September 21, 2018 // 7 p.m.
There are similarities inside but a lot of new gadgets too. Sliding cable covers eliminate those unwanted gaps and unused holes by moving back and forth to allow cables to sit snugly, while a single sliding plate gives graphics card cables the same treatment from below in the PSU cover. The cover itself sports a long strip of RGB lighting in the corner that's visible through the tinted side panels too.
Behind the motherboard tray things get even more interesting. Two large plates hide all those ugly cables and have plenty of clearance underneath too. Unlike Cooler Master's recent efforts with its H500 series, these plates are hinged and very sturdy, making them far easier to use. All those little dimples in the plates are 2.5" SSD mounts as well - six in total, with rubber mounts for three more using optional brackets below the CPU area cutout.
You get the standard Phanteks Velcro ties, which work brilliantly, and the majority of cables are already neatly routed and gathered for you. There are plenty to deal with thanks to the RGB lighting, but the three included fans are already wired up to a seven-port fan hub, which can use the PWM signal from your motherboard to control both three-pin and four-pin fans.
The front section includes two 140mm fans as standard and below you can see the side panels - one secured with thumb screws and the other not. the dust filter here pops off easily as does the aluminium door, providing simple access to the fan mounts. There's no space in front of the fans for radiators, but behind them there's more than 60mm clearance between them and the PSU cover.
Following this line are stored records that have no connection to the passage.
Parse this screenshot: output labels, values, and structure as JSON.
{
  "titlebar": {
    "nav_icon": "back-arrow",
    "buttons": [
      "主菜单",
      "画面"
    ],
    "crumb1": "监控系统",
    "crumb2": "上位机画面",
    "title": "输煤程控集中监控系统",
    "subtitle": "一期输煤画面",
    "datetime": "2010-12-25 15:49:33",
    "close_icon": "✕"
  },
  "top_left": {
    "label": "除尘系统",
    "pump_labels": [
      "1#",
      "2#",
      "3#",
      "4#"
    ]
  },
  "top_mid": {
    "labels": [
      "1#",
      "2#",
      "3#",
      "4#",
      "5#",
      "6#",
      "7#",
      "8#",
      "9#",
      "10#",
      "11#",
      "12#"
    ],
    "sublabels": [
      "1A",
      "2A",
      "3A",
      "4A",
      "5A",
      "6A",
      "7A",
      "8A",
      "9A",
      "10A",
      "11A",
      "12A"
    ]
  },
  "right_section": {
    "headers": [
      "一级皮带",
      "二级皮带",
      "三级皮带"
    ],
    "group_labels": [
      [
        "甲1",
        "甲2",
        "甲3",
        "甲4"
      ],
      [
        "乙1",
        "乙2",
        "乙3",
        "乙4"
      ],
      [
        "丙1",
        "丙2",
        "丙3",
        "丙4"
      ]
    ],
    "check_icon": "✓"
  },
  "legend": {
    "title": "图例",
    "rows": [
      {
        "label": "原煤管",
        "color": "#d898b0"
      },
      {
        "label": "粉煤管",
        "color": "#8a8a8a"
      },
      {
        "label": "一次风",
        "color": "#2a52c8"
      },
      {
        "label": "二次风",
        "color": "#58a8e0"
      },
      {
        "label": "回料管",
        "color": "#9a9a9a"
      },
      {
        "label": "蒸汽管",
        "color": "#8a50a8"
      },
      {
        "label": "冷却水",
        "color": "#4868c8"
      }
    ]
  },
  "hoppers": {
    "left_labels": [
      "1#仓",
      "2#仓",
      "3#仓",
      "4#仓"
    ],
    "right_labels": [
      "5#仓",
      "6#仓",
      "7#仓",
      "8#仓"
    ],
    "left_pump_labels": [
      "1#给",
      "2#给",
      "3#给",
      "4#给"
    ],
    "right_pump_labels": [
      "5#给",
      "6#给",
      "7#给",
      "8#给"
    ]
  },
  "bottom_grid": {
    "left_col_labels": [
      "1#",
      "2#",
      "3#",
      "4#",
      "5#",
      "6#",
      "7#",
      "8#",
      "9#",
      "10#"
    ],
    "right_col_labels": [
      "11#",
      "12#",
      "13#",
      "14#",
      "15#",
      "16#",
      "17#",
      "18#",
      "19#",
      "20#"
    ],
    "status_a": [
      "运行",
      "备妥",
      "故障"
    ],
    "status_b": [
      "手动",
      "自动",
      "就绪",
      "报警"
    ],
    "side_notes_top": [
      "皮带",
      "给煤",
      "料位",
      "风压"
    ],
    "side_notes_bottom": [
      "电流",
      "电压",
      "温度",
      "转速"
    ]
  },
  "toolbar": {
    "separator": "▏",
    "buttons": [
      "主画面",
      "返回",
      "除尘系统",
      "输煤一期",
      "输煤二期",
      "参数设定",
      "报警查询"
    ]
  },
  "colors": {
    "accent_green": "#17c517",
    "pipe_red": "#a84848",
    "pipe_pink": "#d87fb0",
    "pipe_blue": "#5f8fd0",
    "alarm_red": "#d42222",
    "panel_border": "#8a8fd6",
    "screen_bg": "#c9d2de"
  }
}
The front door is pre-fitted with two addressable RGB LED strips that glow either side of the door, with the connection being integrated into the door itself for minimal fuss. Currently, you can use Asus Aura Sync or MSI Mystic light to control the lighting from your motherboard. The onboard controller can switch between a dozen or so colours or four lighting effects including rainbow plus you can also turn them off.
The front section can house either a 360mm or 420mm radiator while the new roof, courtesy of an offset fan mount, has space for the same except you'll need to dip down to a 280mm radiator for 140mm-based radiators.
There's a whole load of accessories for the case too, both included and optional. In the box is an airflow cover that prevents air recirculation if you install just two fans in the roof, otherwise air could spill back down into the case, especially as we're still not talking about mega amounts of ventilation here. You also get an anti-GPU sag bracket and vertical GPU mount. However, the riser cable for this is sold separately. Optional accessories includes Phanteks' pump bracket, and amazingly the Evolv X is also dual system-capable too with an upgrade kit creating a mount for a mini-ITX motherboard in the roof with space for a graphics card too using a riser cable and a removable plate making way for a second I/O shield.
Also included are four modular 3.5"/2.5" brackets. These slot into the base of the case and can be stacked on top of one another. Phantek's has worked in more genius here, though, as there's space for another six of these in the main chamber, attaching to the area where those sliding cable covers are. This not overly massive ATX case, then, not only has decent water-cooling support but can house 10 hard disks and nine SSDs using optional brackets. The only niggle we have here is that none of the drive mounts are tool-free, so if you do end up using all 19 drive bays, that's a lot of fiddly screws.
However, even here Phanteks probably has an answer, as the 3.5" brackets all sport excellent anti-vibration, and we certainly can't argue with build quality either - here or elsewhere.